Minimum and maximum sum of squares given constraints

$f(x)=x^2$ is a convex function.

Also, $$(x_1+x_2+...+x_{n-1}-(n-2)x_1,x_1,...,x_1)\succ(x_{n-1},x_{n-2},...,x_1)$$ and let $x_n\geq x_1+x_2+...+x_{n-1}-(n-2)x_1.$

Thus, by Karamata $$(x_1+x_2+...+x_{n-1}-(n-2)x_1)^2+x_1^2+...+x_1^2\geq x_{n-1}^2+...+x_1^2,$$ which gives $$\max\sum_{k=1}^nx_k^2=(n-2)x_1^2+x_n^2+(1-x_n-(n-2)x_1)^2.$$

Id est, it's enough to solve our problem for $x_1\leq x_n<x_1+x_2+...+x_{n-1}-(n-2)x_1$ or $$x_1\leq x_n<\frac{1-(n-2)x_1}{2}.$$

I hope it will help.

The minimum we can get by C-S: $$\sum_{k=1}^nx_k^2=x_1^2+x_n^2+\frac{1}{n-2}\sum_{k=1}^{n-2}1^2\sum_{k=2}^{n-1}x_k^2\geq x_1^2+x_n^2+\frac{1}{n-2}\left(\sum_{k=2}^{n-1}x_k\right)^2=$$ $$=x_1^2+x_n^2+\frac{(1-x_1-x_n)^2}{n-2}.$$ The equality occurs for $x_2=...=x_{n-1}=\frac{1-x_1-x_n}{n-2},$ which says that we got a minimal value.

For the maximum: Suppose we have fixed values $x_1 \leq \frac{1}{n}$ and $x_n \geq \frac{1}{n}$. Then there is a unique point $x^*=(x_1, x_2, \dots, x_n)$ satisfying $\sum x_i=1$ with at most one index $j$ satisfying $x_1 < x_j < x_n$ (imagine starting with all the variables equal to $x_1$, then increasing them one by one to $x_n$). I claim this is where the unique maximum of your function is.

Consider any other point in the domain, and suppose it has $x_1<x_i\leq x_j<x_n$ for some $i \neq j$.
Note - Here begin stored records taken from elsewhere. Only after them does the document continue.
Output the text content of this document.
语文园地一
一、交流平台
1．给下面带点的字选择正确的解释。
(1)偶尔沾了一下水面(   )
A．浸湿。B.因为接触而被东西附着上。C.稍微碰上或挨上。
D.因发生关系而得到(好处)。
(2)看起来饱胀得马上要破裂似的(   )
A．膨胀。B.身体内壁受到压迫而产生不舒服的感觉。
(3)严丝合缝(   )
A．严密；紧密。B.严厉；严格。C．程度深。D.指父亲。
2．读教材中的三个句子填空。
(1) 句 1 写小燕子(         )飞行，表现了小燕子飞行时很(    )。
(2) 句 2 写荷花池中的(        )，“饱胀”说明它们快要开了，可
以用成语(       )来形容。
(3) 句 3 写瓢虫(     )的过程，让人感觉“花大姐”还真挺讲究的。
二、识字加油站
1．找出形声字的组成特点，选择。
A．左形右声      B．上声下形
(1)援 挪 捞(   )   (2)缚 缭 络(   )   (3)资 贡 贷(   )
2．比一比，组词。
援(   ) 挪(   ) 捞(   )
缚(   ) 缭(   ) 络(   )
Let $\epsilon = \min\{x_i-x_1, x_n-x_j\}$. Replacing $x_i$ by $x_i'=x_i-\epsilon$ and $x_j$ by $x_j'=x_j+\epsilon$ maintains the $\sum x_i=1$ constraint, while decreasing the number of "interior to $(x_1, x_n)$" variables by one. Furthermore, the new point is better for our objective function: In the sum of squares objective we've replaced $x_i^2+x_j^2$ by $$x_i'^2+x_j'^2=(x_i-\epsilon)^2+(x_j+\epsilon)^2 = x_i^2+x_j^2 + 2 \epsilon^2 + 2 \epsilon(x_j-x_i) > x_i^2+x_j^2.$$

Repeatedly following this process, we'll eventually reach the point $x^*$ from our arbitrary point, increasing the objective at every step.

---

The key idea hiding in the background here is that (as Michael Rozenberg noted) the function $x^2$ is convex. So if we want to maximize $\sum x_i^2$ given a fixed $\sum x_i$, we want to push the variables as far away from each other as possible. The $x_1$ and $x_n$ constraints place limits on this, so effectively what ends up happening is we push points out to the boundary until we can't push them out any further. The minimum you observed is the reverse of this: To minimize the sum of a convex function for fixed $\sum x_i$ we push all the inputs together as much as possible (this corresponds to Jensen's Inequality).